On a scale of 1 to 5 (1 being none at all; 5 being very much), how involved are your state elected officials in transportation issues such as funding and infrastructure improvements?
5. I attend most NMDOT Highway Commission meetings and discuss the needs. In July, I am treating both commission members and highway leaders to an afternoon at the National Rifle Association of America (NRA) Whittington Center in Raton, New Mexico, to trap and shoot. I did this three years ago and it was well-received. It’s a good time to get to know each other better.
On a scale of 1 to 5 (1 being none at all; 5 being very much), how involved are your asphalt members in transportation issues such as funding and infrastructure improvements?
Could you share an example of a time when your state APA hosted elected officials to educate them on the need for highway funding, asphalt materials, construction workforce development, etc.?
ACNM does most of these, some of which we’re invited to. Additionally, we invite our highway commission members to visit jobs in the district. However, to my knowledge, only two have ever visited projects.
Get to Know Brian Jones
Why did you join the asphalt industry?
I was retired from a 37-year career in the construction supply business (pipes, bridges, retaining walls, etc.). Three or four of the contractors that wanted to form the Association approached me to ask if I would be interested. I agreed to a part-time job, but it’s now closer to full time and I am loving every minute.

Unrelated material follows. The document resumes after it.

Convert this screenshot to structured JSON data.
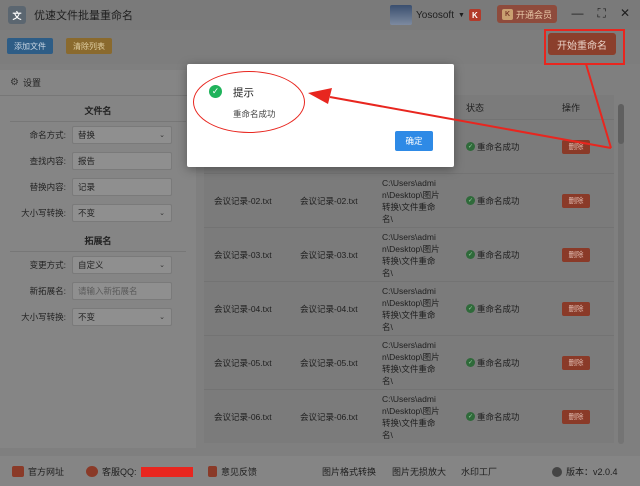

What do you see as the most important part of your job as an executive director of a SAPA?
To create good relations with our major “stakeholder”—owners of projects, including the DOTs, cities and counties.
What is the most challenging part of your job?
For me personally, it is dealing with my lack of paving knowledge. For the industry in general, the most challenging thing is the continual funding problem.
What do you find most enjoyable about your job as an executive director of a SAPA?
The people, the activities, and just making things happen.
What has been the most rewarding experience for you during your time as the executive director?
The most rewarding experience during my time as executive director has been losing very little to Portland cement concrete pavement (PCCP). Since the push by the PCCP folks, we have had only three projects bid as PCCP.
One offered a PCCP alternate, but went asphalt because we were able to hold to the need for a short completion time. To satisfy the “PCCP beast” we did not contest one project requiring the interstate ramps to be concrete. The third was a port of entry on the southern border with heavy truck traffic from plants in Mexico and from a newly-installed rail freight yard.